QUESTION:
Show that $F_{\theta}=\mathbb{Q}(\sin\theta); \theta\in\mathbb{R}$ is a field. Moreover, Show that $E_{\theta}=\mathbb{Q}(\sin\frac{\theta}{3}); \theta\in\mathbb{R}$ is a field extension of $F_{\theta}$ and find the maximum value of [$E_{\theta}:F_{\theta}$]
I am unable to show that for every $x\in F_{\theta}$, it has an inverse.
Also, I have shown that for some specific values of $\theta$, $E_{\theta}$ is a field extension of $F_{\theta}$.
But I can't prove for a general $\theta$.
On
$sin(\theta)=3sin(\theta/3)-4sin^3(\theta/3)$
so $[E_\theta:F_\theta]\leq 3$
to show that max = 3, let $\theta=30^\circ$
$1/2=sin(30^\circ)=3sin(10^\circ)-4sin^3(10^\circ)$
$8x^3-6x+1=0$ does not have rational roots by the rational root theorem, so it is irreducible.
$[E_{30^\circ}:F_{30^\circ}] = 3$
Hint: $\forall x\in\mathbb R, \sin(3x)=3\sin(x)-4\sin^3(x)$.
Edit: Didn't see your first question concerning inverses in $F_\theta$, my bad. As Arthur said in comment, $\mathbb Q(\sin(\theta))$ should be by definition the smallest field containing $\mathbb Q$ and $\sin(\theta)$. Also for some values of $\theta$, $\sin(\theta)$ is not algebraic over $\mathbb Q$. Hence for such a value $\theta$, you can't express $\dfrac{1}{\sin(\theta)}$ as a $\mathbb Q$-linear combinaision of powers of $\sin(\theta)$.
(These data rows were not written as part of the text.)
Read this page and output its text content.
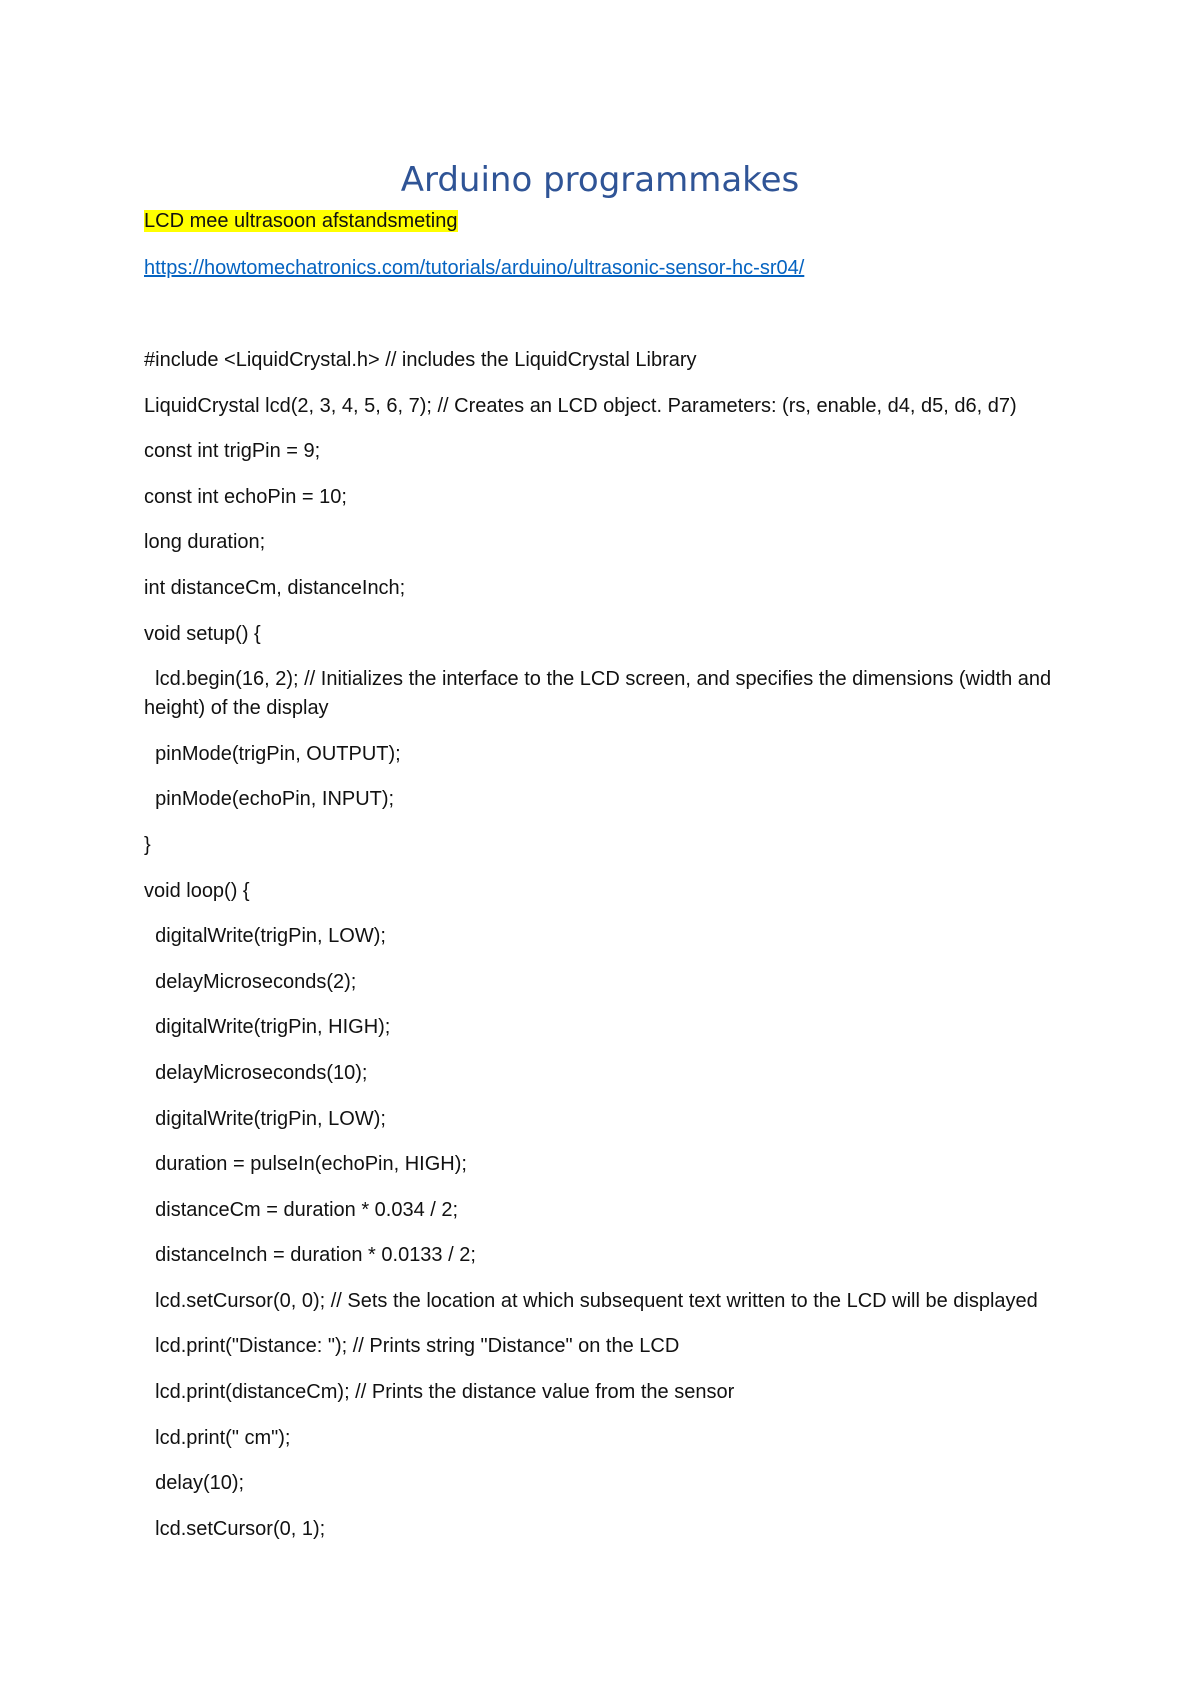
Arduino programmakes

LCD mee ultrasoon afstandsmeting

https://howtomechatronics.com/tutorials/arduino/ultrasonic-sensor-hc-sr04/
#include <LiquidCrystal.h> // includes the LiquidCrystal Library
LiquidCrystal lcd(2, 3, 4, 5, 6, 7); // Creates an LCD object. Parameters: (rs, enable, d4, d5, d6, d7)
const int trigPin = 9;
const int echoPin = 10;
long duration;
int distanceCm, distanceInch;
void setup() {
lcd.begin(16, 2); // Initializes the interface to the LCD screen, and specifies the dimensions (width and height) of the display
pinMode(trigPin, OUTPUT);
pinMode(echoPin, INPUT);
}
void loop() {
digitalWrite(trigPin, LOW);
delayMicroseconds(2);
digitalWrite(trigPin, HIGH);
delayMicroseconds(10);
digitalWrite(trigPin, LOW);
duration = pulseIn(echoPin, HIGH);
distanceCm = duration * 0.034 / 2;
distanceInch = duration * 0.0133 / 2;
lcd.setCursor(0, 0); // Sets the location at which subsequent text written to the LCD will be displayed
lcd.print("Distance: "); // Prints string "Distance" on the LCD
lcd.print(distanceCm); // Prints the distance value from the sensor
lcd.print(" cm");
delay(10);
lcd.setCursor(0, 1);
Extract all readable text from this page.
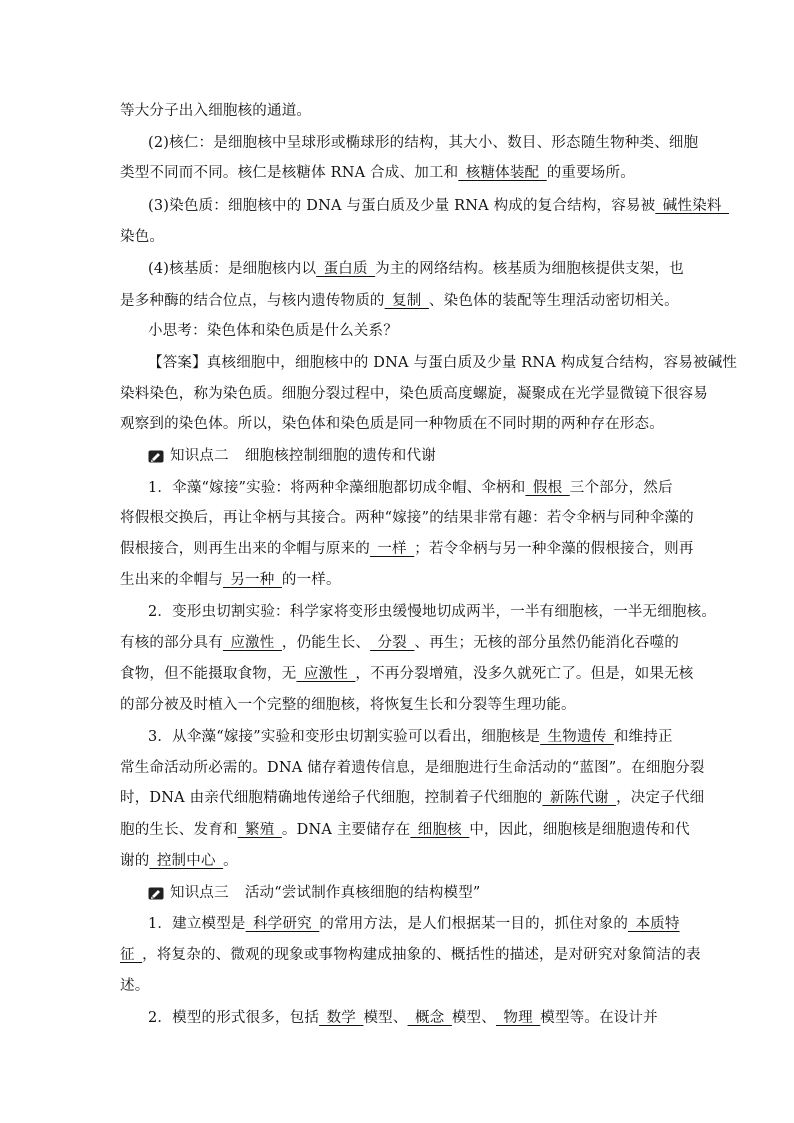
等大分子出入细胞核的通道。
(2)核仁：是细胞核中呈球形或椭球形的结构，其大小、数目、形态随生物种类、细胞
类型不同而不同。核仁是核糖体 RNA 合成、加工和 核糖体装配 的重要场所。
(3)染色质：细胞核中的 DNA 与蛋白质及少量 RNA 构成的复合结构，容易被 碱性染料 
染色。
(4)核基质：是细胞核内以 蛋白质 为主的网络结构。核基质为细胞核提供支架，也
是多种酶的结合位点，与核内遗传物质的 复制 、染色体的装配等生理活动密切相关。
小思考：染色体和染色质是什么关系？
【答案】真核细胞中，细胞核中的 DNA 与蛋白质及少量 RNA 构成复合结构，容易被碱性
染料染色，称为染色质。细胞分裂过程中，染色质高度螺旋，凝聚成在光学显微镜下很容易
观察到的染色体。所以，染色体和染色质是同一种物质在不同时期的两种存在形态。
知识点二 细胞核控制细胞的遗传和代谢
1．伞藻“嫁接”实验：将两种伞藻细胞都切成伞帽、伞柄和 假根 三个部分，然后
将假根交换后，再让伞柄与其接合。两种“嫁接”的结果非常有趣：若令伞柄与同种伞藻的
假根接合，则再生出来的伞帽与原来的 一样 ；若令伞柄与另一种伞藻的假根接合，则再
生出来的伞帽与 另一种 的一样。
2．变形虫切割实验：科学家将变形虫缓慢地切成两半，一半有细胞核，一半无细胞核。
有核的部分具有 应激性 ，仍能生长、 分裂 、再生；无核的部分虽然仍能消化吞噬的
食物，但不能摄取食物，无 应激性 ，不再分裂增殖，没多久就死亡了。但是，如果无核
的部分被及时植入一个完整的细胞核，将恢复生长和分裂等生理功能。
3．从伞藻“嫁接”实验和变形虫切割实验可以看出，细胞核是 生物遗传 和维持正
常生命活动所必需的。DNA 储存着遗传信息，是细胞进行生命活动的“蓝图”。在细胞分裂
时，DNA 由亲代细胞精确地传递给子代细胞，控制着子代细胞的 新陈代谢 ，决定子代细
胞的生长、发育和 繁殖 。DNA 主要储存在 细胞核 中，因此，细胞核是细胞遗传和代
谢的 控制中心 。
知识点三 活动“尝试制作真核细胞的结构模型”
1．建立模型是 科学研究 的常用方法，是人们根据某一目的，抓住对象的 本质特
征 ，将复杂的、微观的现象或事物构建成抽象的、概括性的描述，是对研究对象简洁的表
述。
2．模型的形式很多，包括 数学 模型、 概念 模型、 物理 模型等。在设计并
Edit 2: (See Edit 3 for mistakes) The definition you gave in comments
is the one for Q[sin(theta)]. It is only normal that you struggle to show that it is a field, because in fact it isa field if and only if $\sin(\theta)$ is algebraic over $\mathbb Q$, otherwise it's merely an integral domain. For example, if you take $\theta\in\mathbb R$ such that $\sin(\theta)=e^{-1}$, then knowing that $e^{-1}$ is not algebraic over $\mathbb Q$, then $\dfrac{1}{\sin(\theta)}=e\notin\mathbb Q[e^{-1}]$, because otherwise there exists a polynomial $P(X)$ with coefficients in $\mathbb Q$ such that $P(e^{-1})=e$, and by multiplying in both sides of the expression with a high enough power of $e$, you get $Q(e)=1$ for some polynomial $Q(X)\in\mathbb Q[X]$, which contradicts the transcendence of $e$ over $\mathbb Q$.Edit 3: As Mark said in comment, the definition you gave doesn't even make the structure a ring, and the smallest ring containing it is $\mathbb Q[\sin(\theta)]:=\{P(\sin\theta)\mid P(X)\in\mathbb Q[X]\}$ where $\mathbb Q[X]$ is the ring of polynomials with coefficients in $\mathbb Q$. As for $\{a+b\sin\theta\mid a,b\in\mathbb Q\}$, all that can be said in a general matter about it ($\theta\in\mathbb R$ arbitrary) is that it is a $\mathbb Q$-vector space, of dimension $1$ if $\sin\theta\in\mathbb Q$, and $2$ otherwise.